岳飞回道:“非也,枢密院乃是制定军策之重地,掌握国内各处军事,适时安排,不可或缺,只是主策一定,便当由领军之将自行依战局定对策,只要不违主策,就当便宜行事。如此方可不误战机。此正是臣之计一。”
康王听后点头示意其再说,岳飞定一定又说道:“军中之弊其二乃是各自为政,难以协作。仍旧以太原为例,种师中将军先入太原,姚古将军与张灏将军不能并进,以致其兵败杀熊岭,而后金军又分兵击破姚古、张灏二军,太原之围非但未解,反损兵折将。”
康王又问道:“朝廷有各路招讨使、宣抚使,可节制所属各路兵马,然各军为政,且将领在军中日久,难以调动,汝之奈何?”
岳飞答道:“起兵之时,各军当立军令状于统帅处,行军之时,各处兵马相约,依策而行。若事有变故,须立即通传友军,以防冒进,若有无故而背信弃义者,统帅应重责之。如此长久行事,则再无各自为政者。此乃臣之计二。”
康王再次点头示意,岳飞又说道:“军中之弊其三乃是军纪荒废,将不成将,军不成军。逢战之时,人人思退,毫无进取之心,如此军队,岂能打得胜仗?”
见康王不语,岳飞继续说道:“成军之时当严明军纪,且日常以国家君王百姓之利灌输,使将士一心,为国用命。使军队来之可战,战之必胜,方为大善。此乃臣之计三。”
岳飞说完,一旁宗泽和刘浩皆拊掌赞叹,刘浩说道:“鹏举之言,字字珠玑,若能行之于军,则无惧金人矣。”
宗泽也说道:“好一个来之可战,战之必胜,若能各处如此,岂有东京之祸?”
岳飞连忙说道:“臣胡言一番,却只是纸上谈兵,还请殿下恕臣无礼之罪。”
康王笑道:“无妨无妨,卿之计甚好,只是如今局势危急,短时之间难以实现,你且说说如今形势,该当如何?”
岳飞说道:“如今殿下为天下兵马大元帅,各处兵马皆听殿下指挥,如今大军齐至,可陈兵于檀渊,步步为营,徐图解东京之危。此举既可绝金兵北归之路,又可解东京之困局。臣之谬言,殿下且细审之。”说完低头不语。
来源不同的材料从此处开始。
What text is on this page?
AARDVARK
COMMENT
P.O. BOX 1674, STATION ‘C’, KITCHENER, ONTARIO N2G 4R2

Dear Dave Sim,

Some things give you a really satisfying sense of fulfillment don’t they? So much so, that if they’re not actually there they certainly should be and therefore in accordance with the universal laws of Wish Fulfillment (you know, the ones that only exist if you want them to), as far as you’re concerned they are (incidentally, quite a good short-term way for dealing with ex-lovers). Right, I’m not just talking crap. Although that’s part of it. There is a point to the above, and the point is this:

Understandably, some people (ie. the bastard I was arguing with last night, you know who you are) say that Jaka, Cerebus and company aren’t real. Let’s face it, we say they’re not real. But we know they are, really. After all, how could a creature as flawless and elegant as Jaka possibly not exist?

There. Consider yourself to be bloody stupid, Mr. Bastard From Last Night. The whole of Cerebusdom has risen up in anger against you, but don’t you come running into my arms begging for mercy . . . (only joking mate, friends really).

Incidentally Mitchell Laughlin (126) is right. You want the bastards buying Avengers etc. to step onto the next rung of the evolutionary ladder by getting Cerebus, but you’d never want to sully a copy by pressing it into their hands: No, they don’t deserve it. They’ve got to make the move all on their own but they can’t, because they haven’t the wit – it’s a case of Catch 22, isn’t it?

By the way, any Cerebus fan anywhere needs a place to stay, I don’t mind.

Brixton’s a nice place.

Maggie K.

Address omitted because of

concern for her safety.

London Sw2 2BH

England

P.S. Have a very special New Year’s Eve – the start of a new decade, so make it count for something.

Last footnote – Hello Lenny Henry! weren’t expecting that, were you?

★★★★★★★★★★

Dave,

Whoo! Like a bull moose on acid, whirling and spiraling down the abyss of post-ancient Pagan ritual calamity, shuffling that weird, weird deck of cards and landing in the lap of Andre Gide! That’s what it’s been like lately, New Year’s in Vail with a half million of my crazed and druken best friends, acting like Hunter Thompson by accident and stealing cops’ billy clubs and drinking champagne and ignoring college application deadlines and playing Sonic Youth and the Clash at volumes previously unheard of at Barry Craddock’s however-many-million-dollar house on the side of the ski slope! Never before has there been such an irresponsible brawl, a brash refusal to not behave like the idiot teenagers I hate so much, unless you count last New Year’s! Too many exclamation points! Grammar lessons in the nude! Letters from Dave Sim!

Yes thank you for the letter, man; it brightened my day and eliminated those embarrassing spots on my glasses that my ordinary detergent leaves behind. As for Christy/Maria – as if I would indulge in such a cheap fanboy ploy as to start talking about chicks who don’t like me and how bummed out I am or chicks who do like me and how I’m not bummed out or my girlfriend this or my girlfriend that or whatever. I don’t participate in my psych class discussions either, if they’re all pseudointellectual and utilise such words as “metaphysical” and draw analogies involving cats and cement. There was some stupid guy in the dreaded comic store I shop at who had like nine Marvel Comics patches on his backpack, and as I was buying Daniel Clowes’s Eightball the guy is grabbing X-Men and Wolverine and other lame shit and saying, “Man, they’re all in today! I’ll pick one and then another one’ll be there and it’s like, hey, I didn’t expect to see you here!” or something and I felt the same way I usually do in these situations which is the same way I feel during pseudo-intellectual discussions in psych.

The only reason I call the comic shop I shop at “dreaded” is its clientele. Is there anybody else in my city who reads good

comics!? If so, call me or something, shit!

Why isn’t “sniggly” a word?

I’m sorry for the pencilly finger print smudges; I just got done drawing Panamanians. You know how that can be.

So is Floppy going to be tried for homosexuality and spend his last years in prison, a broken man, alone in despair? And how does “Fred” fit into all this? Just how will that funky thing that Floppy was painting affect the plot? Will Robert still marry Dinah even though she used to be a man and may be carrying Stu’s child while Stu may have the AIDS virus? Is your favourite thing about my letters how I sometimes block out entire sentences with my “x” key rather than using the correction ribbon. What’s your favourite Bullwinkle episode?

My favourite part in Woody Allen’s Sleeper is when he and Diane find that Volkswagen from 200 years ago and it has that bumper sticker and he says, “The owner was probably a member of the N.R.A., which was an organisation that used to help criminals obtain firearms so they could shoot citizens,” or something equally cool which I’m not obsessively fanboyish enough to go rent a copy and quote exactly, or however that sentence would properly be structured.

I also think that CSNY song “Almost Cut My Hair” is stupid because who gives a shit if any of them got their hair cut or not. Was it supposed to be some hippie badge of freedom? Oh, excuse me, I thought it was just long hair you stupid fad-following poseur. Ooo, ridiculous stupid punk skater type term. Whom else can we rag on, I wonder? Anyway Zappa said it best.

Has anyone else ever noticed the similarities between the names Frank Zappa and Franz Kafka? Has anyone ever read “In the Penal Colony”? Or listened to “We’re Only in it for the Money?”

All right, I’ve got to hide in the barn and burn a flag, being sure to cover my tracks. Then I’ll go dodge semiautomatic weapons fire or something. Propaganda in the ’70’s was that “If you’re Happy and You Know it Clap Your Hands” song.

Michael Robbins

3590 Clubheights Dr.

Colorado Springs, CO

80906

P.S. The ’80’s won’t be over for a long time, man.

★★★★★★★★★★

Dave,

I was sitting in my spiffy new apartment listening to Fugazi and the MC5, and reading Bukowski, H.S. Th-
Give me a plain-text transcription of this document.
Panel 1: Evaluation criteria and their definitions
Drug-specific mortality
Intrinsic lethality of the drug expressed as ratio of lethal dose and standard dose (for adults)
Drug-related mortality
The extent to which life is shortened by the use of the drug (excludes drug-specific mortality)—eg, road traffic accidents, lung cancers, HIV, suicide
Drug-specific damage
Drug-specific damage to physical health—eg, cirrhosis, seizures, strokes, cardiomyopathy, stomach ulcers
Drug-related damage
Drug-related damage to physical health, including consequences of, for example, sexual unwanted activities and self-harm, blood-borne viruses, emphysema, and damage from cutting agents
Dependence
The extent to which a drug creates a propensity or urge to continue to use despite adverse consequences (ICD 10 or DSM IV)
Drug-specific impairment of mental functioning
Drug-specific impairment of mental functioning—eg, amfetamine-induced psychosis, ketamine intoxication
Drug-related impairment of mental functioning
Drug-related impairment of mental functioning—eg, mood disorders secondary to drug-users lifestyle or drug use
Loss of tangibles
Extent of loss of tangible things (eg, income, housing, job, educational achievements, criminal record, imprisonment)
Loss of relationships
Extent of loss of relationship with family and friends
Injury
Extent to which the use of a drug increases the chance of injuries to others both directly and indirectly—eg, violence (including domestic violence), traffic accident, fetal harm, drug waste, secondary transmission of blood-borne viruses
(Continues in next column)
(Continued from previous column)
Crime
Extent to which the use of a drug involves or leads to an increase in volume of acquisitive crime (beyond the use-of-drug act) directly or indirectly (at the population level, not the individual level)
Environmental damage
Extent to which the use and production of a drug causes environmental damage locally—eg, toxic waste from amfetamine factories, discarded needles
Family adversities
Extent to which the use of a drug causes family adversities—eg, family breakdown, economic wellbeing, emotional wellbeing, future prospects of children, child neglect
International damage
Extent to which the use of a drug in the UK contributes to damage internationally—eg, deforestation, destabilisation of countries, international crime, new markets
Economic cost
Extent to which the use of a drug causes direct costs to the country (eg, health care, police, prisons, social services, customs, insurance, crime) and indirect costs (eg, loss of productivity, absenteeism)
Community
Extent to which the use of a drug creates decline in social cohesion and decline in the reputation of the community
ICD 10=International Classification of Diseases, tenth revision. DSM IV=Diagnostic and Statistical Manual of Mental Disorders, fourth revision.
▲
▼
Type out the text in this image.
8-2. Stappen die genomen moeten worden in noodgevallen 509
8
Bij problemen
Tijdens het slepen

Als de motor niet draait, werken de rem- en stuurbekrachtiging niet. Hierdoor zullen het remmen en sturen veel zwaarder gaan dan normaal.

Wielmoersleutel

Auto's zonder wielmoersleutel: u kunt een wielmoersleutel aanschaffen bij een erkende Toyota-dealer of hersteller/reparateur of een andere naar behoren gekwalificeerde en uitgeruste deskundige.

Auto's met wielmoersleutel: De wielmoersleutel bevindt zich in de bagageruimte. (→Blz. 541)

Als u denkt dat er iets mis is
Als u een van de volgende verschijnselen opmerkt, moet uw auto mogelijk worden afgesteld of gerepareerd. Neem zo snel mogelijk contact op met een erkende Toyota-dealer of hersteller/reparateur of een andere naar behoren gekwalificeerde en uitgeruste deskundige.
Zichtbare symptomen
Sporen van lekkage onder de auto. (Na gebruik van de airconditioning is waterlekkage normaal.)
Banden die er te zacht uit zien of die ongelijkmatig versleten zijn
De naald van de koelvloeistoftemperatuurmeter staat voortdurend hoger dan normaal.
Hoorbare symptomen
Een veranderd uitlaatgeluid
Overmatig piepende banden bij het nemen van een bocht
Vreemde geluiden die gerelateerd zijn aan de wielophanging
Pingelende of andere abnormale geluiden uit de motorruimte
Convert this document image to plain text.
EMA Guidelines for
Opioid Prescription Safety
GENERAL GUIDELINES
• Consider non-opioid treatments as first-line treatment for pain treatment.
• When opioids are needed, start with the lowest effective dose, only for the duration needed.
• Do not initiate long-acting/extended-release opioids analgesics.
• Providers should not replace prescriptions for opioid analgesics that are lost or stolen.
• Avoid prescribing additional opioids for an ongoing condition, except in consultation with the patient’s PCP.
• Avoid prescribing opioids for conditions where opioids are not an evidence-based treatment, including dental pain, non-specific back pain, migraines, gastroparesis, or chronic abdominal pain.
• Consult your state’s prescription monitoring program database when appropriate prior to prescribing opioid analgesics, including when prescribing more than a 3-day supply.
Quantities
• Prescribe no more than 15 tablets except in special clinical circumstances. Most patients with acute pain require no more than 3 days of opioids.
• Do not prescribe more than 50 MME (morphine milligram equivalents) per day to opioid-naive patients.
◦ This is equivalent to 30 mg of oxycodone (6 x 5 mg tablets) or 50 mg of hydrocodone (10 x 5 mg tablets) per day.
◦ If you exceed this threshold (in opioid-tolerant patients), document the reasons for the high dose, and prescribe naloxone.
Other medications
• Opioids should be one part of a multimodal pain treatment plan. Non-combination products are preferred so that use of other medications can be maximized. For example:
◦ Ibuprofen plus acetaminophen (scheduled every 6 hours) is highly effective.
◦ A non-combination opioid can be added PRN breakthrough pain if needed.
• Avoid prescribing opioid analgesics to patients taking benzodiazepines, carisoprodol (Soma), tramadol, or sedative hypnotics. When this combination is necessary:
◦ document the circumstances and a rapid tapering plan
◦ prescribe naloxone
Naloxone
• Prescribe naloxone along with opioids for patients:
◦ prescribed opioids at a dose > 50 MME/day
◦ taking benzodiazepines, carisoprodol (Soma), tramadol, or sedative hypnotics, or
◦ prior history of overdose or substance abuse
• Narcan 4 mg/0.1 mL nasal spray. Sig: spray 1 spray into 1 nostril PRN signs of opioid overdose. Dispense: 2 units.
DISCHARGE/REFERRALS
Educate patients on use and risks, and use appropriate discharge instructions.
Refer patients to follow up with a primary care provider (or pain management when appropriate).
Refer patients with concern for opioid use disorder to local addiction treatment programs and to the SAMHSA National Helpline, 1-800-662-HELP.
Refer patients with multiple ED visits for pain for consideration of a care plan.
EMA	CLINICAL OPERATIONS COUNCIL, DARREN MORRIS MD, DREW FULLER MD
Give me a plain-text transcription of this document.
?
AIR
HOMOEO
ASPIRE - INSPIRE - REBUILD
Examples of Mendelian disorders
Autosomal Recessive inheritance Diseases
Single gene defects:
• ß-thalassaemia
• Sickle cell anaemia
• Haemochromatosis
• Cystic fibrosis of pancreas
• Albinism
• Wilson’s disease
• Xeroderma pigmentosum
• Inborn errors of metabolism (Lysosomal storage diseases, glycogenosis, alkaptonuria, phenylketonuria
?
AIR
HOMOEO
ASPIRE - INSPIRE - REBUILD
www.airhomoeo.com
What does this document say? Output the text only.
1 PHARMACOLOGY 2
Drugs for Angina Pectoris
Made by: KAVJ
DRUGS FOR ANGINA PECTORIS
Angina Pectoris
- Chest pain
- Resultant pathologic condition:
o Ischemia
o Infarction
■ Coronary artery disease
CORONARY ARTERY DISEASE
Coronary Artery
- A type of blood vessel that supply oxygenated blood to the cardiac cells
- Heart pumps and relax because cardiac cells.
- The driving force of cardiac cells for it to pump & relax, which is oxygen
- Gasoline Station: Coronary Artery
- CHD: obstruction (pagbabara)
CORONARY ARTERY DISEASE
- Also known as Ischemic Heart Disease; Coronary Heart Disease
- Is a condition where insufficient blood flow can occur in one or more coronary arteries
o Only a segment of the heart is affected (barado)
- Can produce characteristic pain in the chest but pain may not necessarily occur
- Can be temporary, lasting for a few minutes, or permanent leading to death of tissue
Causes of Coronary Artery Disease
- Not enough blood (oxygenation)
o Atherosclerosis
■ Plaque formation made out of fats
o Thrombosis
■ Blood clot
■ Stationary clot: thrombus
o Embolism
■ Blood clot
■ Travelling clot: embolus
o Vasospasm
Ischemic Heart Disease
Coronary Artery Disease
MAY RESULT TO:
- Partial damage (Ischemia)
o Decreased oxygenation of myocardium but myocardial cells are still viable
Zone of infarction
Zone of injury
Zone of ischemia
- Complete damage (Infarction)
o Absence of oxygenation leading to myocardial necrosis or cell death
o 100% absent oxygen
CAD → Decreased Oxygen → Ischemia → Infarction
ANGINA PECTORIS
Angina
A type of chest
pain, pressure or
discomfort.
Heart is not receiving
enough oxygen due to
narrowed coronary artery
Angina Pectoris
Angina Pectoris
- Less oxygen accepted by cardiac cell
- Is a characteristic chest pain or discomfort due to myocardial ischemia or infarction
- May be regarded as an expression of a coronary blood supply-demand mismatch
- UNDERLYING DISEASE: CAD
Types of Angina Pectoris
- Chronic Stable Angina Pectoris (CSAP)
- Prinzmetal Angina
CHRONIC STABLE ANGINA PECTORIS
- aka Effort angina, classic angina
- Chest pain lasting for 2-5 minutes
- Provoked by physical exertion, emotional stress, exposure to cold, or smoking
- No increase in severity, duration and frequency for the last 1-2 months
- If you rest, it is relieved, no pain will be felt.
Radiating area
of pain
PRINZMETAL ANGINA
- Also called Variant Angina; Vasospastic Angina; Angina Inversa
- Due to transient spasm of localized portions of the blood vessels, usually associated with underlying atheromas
此时康王在上方也沉默不语,因为不久前有签书枢密院事曹辅持钦宗皇帝蜡书诏命赶到,说金军已经抵达京城,正在议论和好,命康王屯兵附近,不得轻举妄动。副帅汪伯彦及门下侍郎耿南仲力劝康王遵钦宗皇帝诏命,屯军东平府,以待朝中议和。而副帅宗泽则是请求直趋澶渊,结兵以为壁垒,设法逐步解除东京之围。此计与岳飞所言不谋而合,因此康王心中矛盾,不知该听从何人之言。
苦思良久后,康王说道:“所言有理,但行兵之事,还当从长计议,前番你滑州有功,着迁秉义郎,既然恩师在侧,便将你并所属将士一同划入宗大人麾下,听其调度。”
岳飞见其不愿多谈,心中叹息一声,跪倒谢恩后退出。